Paul Koning paulkoning at comcast.net
Sun Oct 29 07:42:16 CDT 2017


> On Oct 28, 2017, at 10:09 PM, Eric Smith via cctech <cctech at classiccmp.org> wrote:
> 
> IBM invented computer emulation and introduced it with System/360 in 1964.
> They defined it as using special-purpose hardware and/or microcode on a
> computer to simulate a different computer.

That's certainly a successful early commercial implementation of emulation, done using a particular implementation approach.  At least for some of the emulator features -- I believe you're talking about the 1401 emulator.  IBM didn't use that all the time; the emulator feature in the 360 model 44, to emlulate the missing instructions, uses standard 360 code. 

It's not clear if that IBM product amounts to inventing emulation.  It seems likely there are earlier ones, possibly not with that particular choice of implementation techniques.


> Anything you run on your x86 (or ARM, MIPS, SPARC, Alpha, etc) does not
> meet that definition, and is a simulator, since those processors have only
> general-purpose hardware and microcode.
> 
> Lots of people have other definitions of "emulator" which they've just
> pulled out of their a**, but since the System/360 architects invented it, I
> see no good reason to prefer anyone else's definition.

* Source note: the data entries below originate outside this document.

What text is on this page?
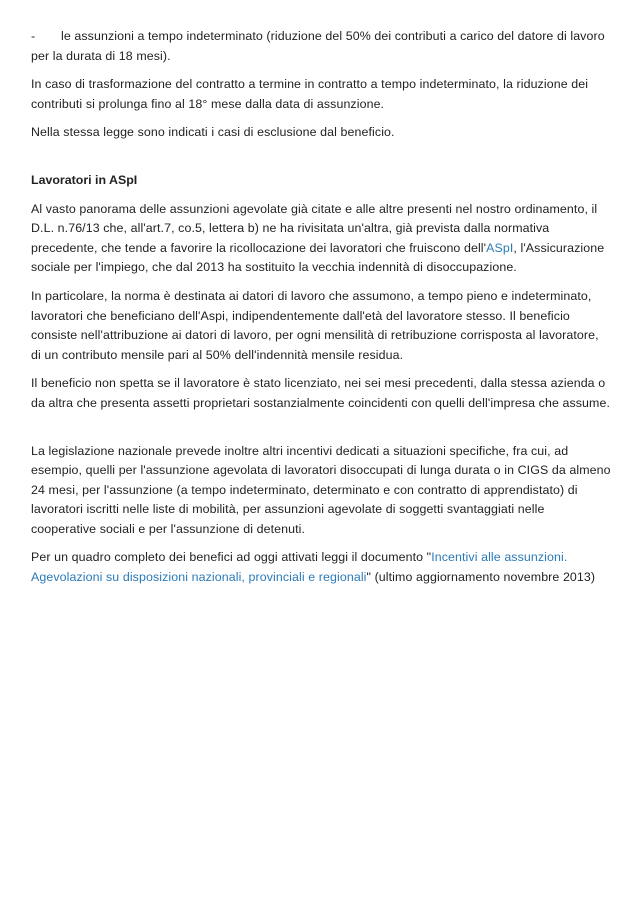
- le assunzioni a tempo indeterminato (riduzione del 50% dei contributi a carico del datore di lavoro per la durata di 18 mesi).

In caso di trasformazione del contratto a termine in contratto a tempo indeterminato, la riduzione dei contributi si prolunga fino al 18° mese dalla data di assunzione.

Nella stessa legge sono indicati i casi di esclusione dal beneficio.

Lavoratori in ASpI

Al vasto panorama delle assunzioni agevolate già citate e alle altre presenti nel nostro ordinamento, il D.L. n.76/13 che, all'art.7, co.5, lettera b) ne ha rivisitata un'altra, già prevista dalla normativa precedente, che tende a favorire la ricollocazione dei lavoratori che fruiscono dell'ASpI, l'Assicurazione sociale per l'impiego, che dal 2013 ha sostituito la vecchia indennità di disoccupazione.

In particolare, la norma è destinata ai datori di lavoro che assumono, a tempo pieno e indeterminato, lavoratori che beneficiano dell'Aspi, indipendentemente dall'età del lavoratore stesso. Il beneficio consiste nell'attribuzione ai datori di lavoro, per ogni mensilità di retribuzione corrisposta al lavoratore, di un contributo mensile pari al 50% dell'indennità mensile residua.

Il beneficio non spetta se il lavoratore è stato licenziato, nei sei mesi precedenti, dalla stessa azienda o da altra che presenta assetti proprietari sostanzialmente coincidenti con quelli dell'impresa che assume.

La legislazione nazionale prevede inoltre altri incentivi dedicati a situazioni specifiche, fra cui, ad esempio, quelli per l'assunzione agevolata di lavoratori disoccupati di lunga durata o in CIGS da almeno 24 mesi, per l'assunzione (a tempo indeterminato, determinato e con contratto di apprendistato) di lavoratori iscritti nelle liste di mobilità, per assunzioni agevolate di soggetti svantaggiati nelle cooperative sociali e per l'assunzione di detenuti.

Per un quadro completo dei benefici ad oggi attivati leggi il documento "Incentivi alle assunzioni. Agevolazioni su disposizioni nazionali, provinciali e regionali" (ultimo aggiornamento novembre 2013)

"emulation" is just a standard English word.  I don't see a good reason to limit its application here to a specific intepretation given to it in a particular IBM product.  It's not as if IBM's terminology is necessarily the predominant one in IT (consider "data set").  And in particular, as was pointed out before, "emulator" has a quite specific (and different) meaning in the 1980s through 2000 or so in microprocessor development hardware.